謝安58 七言詩
この時謝安さま、ふと
気になったことがあったため、
王徽之に質問した。
「そう言えば、ここ最近では
七言詩、というものが
流行り始めているそうだな。
これは、どのような感じの
ものなのだろうか?」
この頃の詩には、
あまり七語で一句、
と言うスタイルは
確立されていなかったようなのだ。
王徽之、謝安さまの顔を
しばし見てから、おもむろに歌う。
「昂昂若千里之駒
汎汎若水中之鳧」
壮健な馬として
千里を駆け回るのが良いか、
それとも水面に遊ぶカモとして、
ぷかぷか気軽に
浮いていた方がよいのか。
謝安さま、本当は
引きこもってたいんじゃないですか?
チクリと刺してくる
王徽之であったとさ。
王子猷詣謝公,謝曰:「云何七言詩?」子猷承問,荅曰:「昂昂若千里之駒,汎汎若水中之鳧。

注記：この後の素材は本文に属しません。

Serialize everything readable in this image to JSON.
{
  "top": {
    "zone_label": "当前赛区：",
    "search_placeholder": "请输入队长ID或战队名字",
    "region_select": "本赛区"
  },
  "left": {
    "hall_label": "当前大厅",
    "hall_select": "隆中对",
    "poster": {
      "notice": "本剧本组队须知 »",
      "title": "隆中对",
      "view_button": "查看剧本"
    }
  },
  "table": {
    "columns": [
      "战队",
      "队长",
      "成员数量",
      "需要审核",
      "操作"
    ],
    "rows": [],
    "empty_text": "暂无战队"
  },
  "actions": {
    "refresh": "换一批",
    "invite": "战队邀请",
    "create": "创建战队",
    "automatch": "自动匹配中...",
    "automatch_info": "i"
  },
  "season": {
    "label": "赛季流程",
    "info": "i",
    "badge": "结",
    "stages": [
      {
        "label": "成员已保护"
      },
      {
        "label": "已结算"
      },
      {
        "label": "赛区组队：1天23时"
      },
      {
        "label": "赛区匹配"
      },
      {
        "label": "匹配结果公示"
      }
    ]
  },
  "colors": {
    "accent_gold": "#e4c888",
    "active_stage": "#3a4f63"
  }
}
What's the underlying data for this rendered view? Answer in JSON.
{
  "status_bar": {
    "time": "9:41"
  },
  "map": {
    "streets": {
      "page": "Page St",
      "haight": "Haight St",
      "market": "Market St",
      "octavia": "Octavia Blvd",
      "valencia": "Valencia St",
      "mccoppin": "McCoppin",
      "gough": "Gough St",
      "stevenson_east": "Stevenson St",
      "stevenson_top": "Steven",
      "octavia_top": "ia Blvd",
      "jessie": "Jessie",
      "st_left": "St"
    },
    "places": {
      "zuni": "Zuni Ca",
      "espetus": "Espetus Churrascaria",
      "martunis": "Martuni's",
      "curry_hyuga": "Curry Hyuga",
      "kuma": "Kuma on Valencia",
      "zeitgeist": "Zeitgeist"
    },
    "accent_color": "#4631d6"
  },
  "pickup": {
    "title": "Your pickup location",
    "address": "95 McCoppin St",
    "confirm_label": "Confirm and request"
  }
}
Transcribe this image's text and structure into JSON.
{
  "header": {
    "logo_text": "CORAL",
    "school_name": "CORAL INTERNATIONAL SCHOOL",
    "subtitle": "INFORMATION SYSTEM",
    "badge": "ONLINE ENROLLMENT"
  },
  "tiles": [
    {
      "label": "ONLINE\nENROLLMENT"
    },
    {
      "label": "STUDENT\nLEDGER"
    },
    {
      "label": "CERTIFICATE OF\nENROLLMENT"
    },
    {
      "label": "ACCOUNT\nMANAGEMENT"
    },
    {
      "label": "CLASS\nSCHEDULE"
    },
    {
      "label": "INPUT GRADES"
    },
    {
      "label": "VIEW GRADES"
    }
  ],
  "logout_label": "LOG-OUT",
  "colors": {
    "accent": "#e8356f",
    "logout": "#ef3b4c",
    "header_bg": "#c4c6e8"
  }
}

」
王子猷は謝公に詣で、謝は曰く:「七言詩とは何をか云わんや?」と。子猷は問いを承け、荅えて曰く:「昂昂たるは千里の駒が若し、汎汎たるは水中の鳧が若し」と。
(排調45)
楚辞卜居
ちなみに周辺を切り出すとこうなる。
寧昂昂若千里之駒乎
將氾氾若水中之鳧乎
與波上下 偸以全吾躯乎
寧與騏驥亢軛乎
將隨駑馬之跡乎
いやよく即興でこの切り出しできますね!? しかもきっちり「ク」と「フ」で韻まで踏んでます。七語詩としての説明として成立してんのかは微妙だけど、少なくとも「七文字の詩」としての体裁はきっちり踏襲してる。奇行ばっかり目立つ王徽之ですけど、やっぱりとんでもない文人だったんだなぁ、というのは実感するのです。